As to your uphill pipe, depending on how high bottom of the sink is relative to the high point in the pipe on the other end, this may be of little practical concern, as the distance between the bottom of the sink and the top of the uphill side of the pipe may generate enough head pressure to make the uphill section function as a slow p-trap of sorts. The length of 6 ft. uphill is a little concerning because that introduces a lot of friction which will make the drain flow slowly, which increases the chance of obstructions forming in the pipe over time regardless.

The solution is fairly obvious. You must install a F-series Superduty 4x4 axle under the front end with associated conversion hardware, transaxle, etc. This will fix the rake in the suspension and is clearly 100% necessary in this case. :D :p
 
I've never used the Hepvo drains, so can't speak to their reliability.
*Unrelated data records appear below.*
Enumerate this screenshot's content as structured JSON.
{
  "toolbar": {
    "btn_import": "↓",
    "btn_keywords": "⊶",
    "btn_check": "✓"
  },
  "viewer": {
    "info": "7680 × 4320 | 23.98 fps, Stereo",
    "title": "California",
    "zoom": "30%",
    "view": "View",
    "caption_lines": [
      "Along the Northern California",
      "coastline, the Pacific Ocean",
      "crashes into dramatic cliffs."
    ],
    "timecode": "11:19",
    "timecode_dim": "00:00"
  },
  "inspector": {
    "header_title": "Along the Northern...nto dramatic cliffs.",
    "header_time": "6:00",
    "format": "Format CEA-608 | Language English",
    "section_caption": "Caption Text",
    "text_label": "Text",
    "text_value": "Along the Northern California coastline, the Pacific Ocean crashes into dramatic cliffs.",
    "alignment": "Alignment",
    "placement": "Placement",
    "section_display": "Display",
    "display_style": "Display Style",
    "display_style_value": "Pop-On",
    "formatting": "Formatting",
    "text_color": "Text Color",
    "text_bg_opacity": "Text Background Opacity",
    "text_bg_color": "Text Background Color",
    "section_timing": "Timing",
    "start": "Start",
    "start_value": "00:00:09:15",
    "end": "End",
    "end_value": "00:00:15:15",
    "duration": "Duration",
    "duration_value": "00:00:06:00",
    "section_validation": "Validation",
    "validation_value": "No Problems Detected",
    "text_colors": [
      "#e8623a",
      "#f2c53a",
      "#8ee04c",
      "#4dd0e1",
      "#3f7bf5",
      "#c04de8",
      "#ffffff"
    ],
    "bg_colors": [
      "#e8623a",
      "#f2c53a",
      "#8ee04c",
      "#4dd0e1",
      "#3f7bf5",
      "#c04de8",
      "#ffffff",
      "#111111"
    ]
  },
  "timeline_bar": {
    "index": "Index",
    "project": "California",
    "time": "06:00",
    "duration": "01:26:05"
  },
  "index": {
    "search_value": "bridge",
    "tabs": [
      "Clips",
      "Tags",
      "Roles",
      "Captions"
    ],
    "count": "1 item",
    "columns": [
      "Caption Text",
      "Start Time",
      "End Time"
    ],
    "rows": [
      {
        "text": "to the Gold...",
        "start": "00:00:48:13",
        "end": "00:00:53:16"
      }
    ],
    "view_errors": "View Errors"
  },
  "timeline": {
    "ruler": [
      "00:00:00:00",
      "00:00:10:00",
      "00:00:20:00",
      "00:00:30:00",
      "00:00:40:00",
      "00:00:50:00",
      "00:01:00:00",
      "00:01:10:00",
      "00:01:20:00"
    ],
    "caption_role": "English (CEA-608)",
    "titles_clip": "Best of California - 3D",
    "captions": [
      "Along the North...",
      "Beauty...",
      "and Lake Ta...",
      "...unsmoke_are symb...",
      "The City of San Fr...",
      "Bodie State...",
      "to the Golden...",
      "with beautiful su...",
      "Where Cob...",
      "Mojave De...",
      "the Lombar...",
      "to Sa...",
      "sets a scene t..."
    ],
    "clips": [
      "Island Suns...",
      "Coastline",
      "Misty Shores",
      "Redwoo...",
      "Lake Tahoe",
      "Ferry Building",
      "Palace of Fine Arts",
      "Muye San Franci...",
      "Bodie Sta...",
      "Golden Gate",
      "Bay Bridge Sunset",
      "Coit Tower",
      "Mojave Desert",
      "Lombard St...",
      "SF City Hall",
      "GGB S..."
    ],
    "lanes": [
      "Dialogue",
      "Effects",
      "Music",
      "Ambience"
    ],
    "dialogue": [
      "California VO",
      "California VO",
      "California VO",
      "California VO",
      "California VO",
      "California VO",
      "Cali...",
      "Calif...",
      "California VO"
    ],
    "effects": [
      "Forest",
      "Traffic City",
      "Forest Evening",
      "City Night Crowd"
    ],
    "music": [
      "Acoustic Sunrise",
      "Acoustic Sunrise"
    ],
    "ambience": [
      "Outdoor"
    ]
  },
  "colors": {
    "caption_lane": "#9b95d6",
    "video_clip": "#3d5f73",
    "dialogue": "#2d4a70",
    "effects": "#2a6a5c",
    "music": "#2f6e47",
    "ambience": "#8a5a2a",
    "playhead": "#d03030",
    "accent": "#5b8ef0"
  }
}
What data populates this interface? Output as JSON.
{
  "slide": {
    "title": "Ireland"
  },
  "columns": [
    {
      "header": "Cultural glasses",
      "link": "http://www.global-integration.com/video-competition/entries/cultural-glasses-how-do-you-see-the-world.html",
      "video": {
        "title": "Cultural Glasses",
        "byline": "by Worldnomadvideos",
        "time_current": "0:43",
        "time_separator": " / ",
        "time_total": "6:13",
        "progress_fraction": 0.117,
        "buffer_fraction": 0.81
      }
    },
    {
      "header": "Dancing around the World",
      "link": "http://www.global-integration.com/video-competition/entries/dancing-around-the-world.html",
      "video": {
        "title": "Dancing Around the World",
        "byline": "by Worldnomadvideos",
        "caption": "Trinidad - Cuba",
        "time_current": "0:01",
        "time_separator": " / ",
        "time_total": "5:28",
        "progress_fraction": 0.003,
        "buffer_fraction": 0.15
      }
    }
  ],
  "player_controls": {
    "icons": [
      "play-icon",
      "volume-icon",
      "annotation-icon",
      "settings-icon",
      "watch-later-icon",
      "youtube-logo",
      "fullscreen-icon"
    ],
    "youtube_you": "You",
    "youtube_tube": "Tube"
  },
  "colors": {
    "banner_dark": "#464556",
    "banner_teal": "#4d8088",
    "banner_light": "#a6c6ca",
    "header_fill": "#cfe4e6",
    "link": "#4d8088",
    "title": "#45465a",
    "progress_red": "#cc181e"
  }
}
I'd avoid the one in the center though. Any corrugated flexible drain collects crud in the corrugations, which then becomes moldy and can also cause clogs. I use the Oatey style vents all the time and they work well, they are generally 2'' with an adaptor to 1 1/2'', but you can order 3'' and larger also. 1 1/2'' is probably the best for your tanks. You could get away with less as you don't have much flow volume, but 1 1/2'' is a standard and available size. Stay away from the little black "sure vent" or "pro vent" as they are prone to failure. That is why they are only approved by HUD for mobile homes and not approved in the building code. For a mobile dwelling I wouldn't have an issue with only venting inside, and not running a vent through the roof. You are not tied to the sewer and empty the tanks often enough that even if an air admittance valve failed there is not much worry about toxic fumes or smells. That of course is for gray water - if you plan a black water tank I'd definitely vent it to the outside. My tanks are actually portable Reliance containers, so I just leave the little vent on the container open and have never had an issue. It's only like a 1/4'' opening. As for having a pipe running uphill and acting a a "long" trap, in theory it can work. But in reality it will be a place that can collect particles and eventually clog. And unlike a trap which can be taken apart and cleaned - it would be a bear to clean out once the build is done. And even "clean" water has some particles in it that will settle out in a slow stream - if you don't believe me set a glass of tap water on the counter for a couple days and then look in the bottom of the glass.

I hope that all helps, mainly when designing, try and remember what you're trying to do with each step in the simplest terms (drain water, allow drainage by venting, etc...) and choice options based upon simplicity and availability.